The school is only a mile or so from Strand Junior, which also received a good report and then got abysmal test results, leading OFSTED’s critics to suggest that the inspectors didn’t know their nether regions from their elbows. Perhaps there is something in the Grimsby air that causes inspectors to be generous.

But the real secret, I suspect, is that the head, Howard Horsley, boxed clever. Almost everything was against him. His funding takes little account of his sprawling premises or the high numbers of special needs pupils. He competes against nearby schools with sixth forms. He takes many pupils who are expelled from other schools. He gets minimal support from the local authority, which was, apparently, toying with the idea of closing the school down before OFSTED could get to it. Mr Blunkett, due to visit a couple of years ago, found it suddenly inconvenient when it emerged that his arrival might coincide with the publication of league tables putting the school near the bottom.

Instead of despairing over the school’s academic record and trotting out excuses, Mr Horsley wrote his own agenda. “OFSTED is an evidence-based system,” he told me. “Clearly, they weren’t going to come in and write wonderful things about our results or attendance rates. Therefore, we had to convince them of other things.”

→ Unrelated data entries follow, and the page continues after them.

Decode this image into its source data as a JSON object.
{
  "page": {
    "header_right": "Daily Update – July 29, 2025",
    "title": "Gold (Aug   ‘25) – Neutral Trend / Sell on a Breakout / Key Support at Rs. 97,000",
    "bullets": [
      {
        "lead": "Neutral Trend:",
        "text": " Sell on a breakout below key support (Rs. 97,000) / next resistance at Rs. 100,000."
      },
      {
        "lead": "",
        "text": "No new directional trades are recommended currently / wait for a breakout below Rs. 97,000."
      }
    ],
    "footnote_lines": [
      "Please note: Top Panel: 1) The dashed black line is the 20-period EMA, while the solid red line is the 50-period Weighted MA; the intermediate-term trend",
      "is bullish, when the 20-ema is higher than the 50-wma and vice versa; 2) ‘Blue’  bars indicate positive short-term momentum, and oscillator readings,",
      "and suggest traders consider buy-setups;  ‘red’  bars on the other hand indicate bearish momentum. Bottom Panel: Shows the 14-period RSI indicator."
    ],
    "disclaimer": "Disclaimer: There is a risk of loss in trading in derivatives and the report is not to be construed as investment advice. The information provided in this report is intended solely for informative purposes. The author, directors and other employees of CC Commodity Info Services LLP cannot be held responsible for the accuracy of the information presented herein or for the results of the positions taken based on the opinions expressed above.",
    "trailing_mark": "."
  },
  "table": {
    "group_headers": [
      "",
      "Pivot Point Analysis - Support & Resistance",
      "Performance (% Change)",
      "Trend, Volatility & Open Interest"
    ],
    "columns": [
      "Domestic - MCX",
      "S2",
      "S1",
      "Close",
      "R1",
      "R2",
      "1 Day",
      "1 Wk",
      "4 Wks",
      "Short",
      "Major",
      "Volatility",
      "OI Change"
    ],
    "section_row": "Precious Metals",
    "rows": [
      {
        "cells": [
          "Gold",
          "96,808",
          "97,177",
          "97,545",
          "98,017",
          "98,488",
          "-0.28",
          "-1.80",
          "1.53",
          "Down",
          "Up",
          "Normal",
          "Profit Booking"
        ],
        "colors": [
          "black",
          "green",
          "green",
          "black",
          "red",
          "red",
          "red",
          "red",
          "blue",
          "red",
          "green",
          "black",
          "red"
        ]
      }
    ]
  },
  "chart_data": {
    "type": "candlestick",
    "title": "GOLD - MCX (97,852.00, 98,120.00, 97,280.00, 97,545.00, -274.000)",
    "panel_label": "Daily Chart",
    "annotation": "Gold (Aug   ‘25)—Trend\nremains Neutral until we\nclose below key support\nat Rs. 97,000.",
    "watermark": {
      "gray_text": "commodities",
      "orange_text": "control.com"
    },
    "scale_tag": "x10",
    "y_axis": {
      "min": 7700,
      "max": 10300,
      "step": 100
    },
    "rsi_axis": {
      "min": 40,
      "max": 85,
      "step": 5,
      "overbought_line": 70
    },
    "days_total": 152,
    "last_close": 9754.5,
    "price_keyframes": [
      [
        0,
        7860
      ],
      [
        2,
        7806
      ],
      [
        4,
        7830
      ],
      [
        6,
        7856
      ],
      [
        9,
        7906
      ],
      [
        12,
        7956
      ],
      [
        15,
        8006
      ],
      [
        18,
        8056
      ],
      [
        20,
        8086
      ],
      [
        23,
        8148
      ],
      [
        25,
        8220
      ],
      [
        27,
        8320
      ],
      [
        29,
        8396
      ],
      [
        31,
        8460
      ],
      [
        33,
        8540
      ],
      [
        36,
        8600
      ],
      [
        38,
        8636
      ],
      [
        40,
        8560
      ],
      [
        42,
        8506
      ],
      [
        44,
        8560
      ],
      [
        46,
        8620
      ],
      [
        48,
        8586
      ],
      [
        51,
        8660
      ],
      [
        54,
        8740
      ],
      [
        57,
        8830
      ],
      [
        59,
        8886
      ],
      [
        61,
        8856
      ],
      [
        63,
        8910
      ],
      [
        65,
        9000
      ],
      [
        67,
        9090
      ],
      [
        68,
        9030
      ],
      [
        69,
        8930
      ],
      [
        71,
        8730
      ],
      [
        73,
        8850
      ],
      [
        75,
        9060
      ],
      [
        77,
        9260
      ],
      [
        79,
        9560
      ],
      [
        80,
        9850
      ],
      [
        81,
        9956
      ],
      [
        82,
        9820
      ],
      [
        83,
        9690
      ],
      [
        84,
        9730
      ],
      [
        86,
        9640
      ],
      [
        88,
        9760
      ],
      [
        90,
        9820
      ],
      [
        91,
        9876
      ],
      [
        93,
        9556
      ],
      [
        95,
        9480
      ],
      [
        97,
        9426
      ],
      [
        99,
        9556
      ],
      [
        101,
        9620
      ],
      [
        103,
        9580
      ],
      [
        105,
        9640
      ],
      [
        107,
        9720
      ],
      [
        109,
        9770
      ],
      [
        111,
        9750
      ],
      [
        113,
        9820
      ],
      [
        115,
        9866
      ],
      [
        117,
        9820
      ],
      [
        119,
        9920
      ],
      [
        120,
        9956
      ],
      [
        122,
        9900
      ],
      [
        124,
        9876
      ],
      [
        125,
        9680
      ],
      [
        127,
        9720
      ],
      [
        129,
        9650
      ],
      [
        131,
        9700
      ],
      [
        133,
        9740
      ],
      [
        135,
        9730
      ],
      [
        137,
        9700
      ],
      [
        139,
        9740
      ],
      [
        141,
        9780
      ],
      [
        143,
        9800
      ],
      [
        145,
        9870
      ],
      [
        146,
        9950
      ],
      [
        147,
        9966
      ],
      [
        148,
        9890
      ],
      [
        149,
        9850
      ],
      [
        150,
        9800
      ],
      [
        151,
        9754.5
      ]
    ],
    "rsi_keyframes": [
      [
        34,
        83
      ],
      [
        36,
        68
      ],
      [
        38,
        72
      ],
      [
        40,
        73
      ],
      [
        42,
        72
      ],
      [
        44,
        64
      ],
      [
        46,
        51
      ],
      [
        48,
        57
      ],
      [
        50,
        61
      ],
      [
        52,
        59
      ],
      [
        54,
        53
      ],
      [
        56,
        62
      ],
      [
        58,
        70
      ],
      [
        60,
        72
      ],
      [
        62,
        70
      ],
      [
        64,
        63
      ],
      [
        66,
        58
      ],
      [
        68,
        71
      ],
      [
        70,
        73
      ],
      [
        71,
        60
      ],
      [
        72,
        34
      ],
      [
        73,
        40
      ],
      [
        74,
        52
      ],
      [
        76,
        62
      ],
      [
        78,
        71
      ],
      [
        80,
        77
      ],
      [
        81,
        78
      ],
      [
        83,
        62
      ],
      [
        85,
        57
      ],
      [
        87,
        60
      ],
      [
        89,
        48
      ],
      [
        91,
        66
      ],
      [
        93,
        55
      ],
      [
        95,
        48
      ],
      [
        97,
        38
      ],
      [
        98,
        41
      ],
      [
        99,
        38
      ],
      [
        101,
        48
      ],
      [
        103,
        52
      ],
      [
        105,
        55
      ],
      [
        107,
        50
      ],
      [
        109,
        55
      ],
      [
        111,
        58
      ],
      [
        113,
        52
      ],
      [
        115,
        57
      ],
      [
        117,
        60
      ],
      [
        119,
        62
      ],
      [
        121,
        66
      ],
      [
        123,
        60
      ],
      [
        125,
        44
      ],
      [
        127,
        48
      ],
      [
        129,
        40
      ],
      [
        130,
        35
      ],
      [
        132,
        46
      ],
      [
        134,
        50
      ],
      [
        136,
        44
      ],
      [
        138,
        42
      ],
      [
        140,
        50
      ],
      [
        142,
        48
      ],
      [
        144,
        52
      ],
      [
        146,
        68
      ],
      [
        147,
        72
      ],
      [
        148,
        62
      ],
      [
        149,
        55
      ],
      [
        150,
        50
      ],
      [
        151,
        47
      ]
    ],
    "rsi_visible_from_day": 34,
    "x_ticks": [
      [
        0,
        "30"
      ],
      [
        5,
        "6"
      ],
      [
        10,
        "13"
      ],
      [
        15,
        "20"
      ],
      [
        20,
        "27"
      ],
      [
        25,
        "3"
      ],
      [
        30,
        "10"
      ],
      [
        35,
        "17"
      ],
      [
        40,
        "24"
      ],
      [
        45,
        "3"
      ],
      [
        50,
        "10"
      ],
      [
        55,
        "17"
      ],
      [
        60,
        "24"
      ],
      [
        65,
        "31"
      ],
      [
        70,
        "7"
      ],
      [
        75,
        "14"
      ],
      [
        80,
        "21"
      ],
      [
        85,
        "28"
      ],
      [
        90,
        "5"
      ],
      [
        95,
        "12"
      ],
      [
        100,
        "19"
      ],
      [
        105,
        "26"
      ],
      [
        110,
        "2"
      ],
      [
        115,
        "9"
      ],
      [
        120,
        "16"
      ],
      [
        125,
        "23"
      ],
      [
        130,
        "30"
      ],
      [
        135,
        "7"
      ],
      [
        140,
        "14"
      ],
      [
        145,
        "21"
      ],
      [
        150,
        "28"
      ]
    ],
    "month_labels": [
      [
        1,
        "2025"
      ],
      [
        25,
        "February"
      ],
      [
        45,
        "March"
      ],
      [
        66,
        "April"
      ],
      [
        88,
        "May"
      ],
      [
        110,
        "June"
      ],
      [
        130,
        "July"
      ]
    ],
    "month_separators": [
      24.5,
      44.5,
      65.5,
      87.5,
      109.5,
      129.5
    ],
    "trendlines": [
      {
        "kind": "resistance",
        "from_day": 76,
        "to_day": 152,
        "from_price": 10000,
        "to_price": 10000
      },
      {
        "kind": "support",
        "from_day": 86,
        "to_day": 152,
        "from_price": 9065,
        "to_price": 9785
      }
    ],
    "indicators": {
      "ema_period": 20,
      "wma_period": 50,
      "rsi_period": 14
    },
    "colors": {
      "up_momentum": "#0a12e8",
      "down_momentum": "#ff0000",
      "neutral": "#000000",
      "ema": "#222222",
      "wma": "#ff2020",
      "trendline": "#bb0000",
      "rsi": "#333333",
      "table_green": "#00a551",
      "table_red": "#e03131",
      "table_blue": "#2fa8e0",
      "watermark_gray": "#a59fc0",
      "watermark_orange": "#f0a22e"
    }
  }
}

He built up a dossier of complimentary letters from people who had dealt with the school - employers praising pupils who had been on work experience, for example. He told the inspectors that one of the school’s aims was to steer pupils away from a lifetime of crime. He put forward the unfashionable view that, when children misbehave, teachers should try to understand why. He argues that schools like his should try to create attitudes to learning that will encourage pupils to return to education in later life.

“Personality and character develop in the teenage years,” he said, “and thereafter change very little. Qualifications are things you can make up later.” He even dared to say: “Most children who leave school are over-qualified for the jobs they get; the idea that they’re under skilled is a fallacy.”

I’m not sure that I go all the way with Mr Horsley: he relies on the long run to prove him right and, in the long run, to adapt Keynes, we’ve all taken early retirement.

In any case, I’m deeply suspicious of teachers who talk about moulding personality and character. But I’m glad that the OFSTED system is still flexible and humane enough to give credit to heads like him, struggling again the odds to set his staff and pupils positive and realistic targets. And I fear that B platoon, when it goes storming in with its own improvement targets, may, rather like the Americans in Vietnam, upset some delicate ecology.

Yes, I would like to see more than 6.4 per cent of Havelock’s pupils getting higher-grade GCSEs. (And so, I’m sure, would Mr Horsley.) I would also like to see more of their parents getting jobs, living in decent housing, acquiring cars (or at least access to good public transport), earning enough money so that their children don’t have to claim free school meals. Plenty of scope for improvement targets there, I think.

Anybody thinking of sending another platoon to that part of the jungle?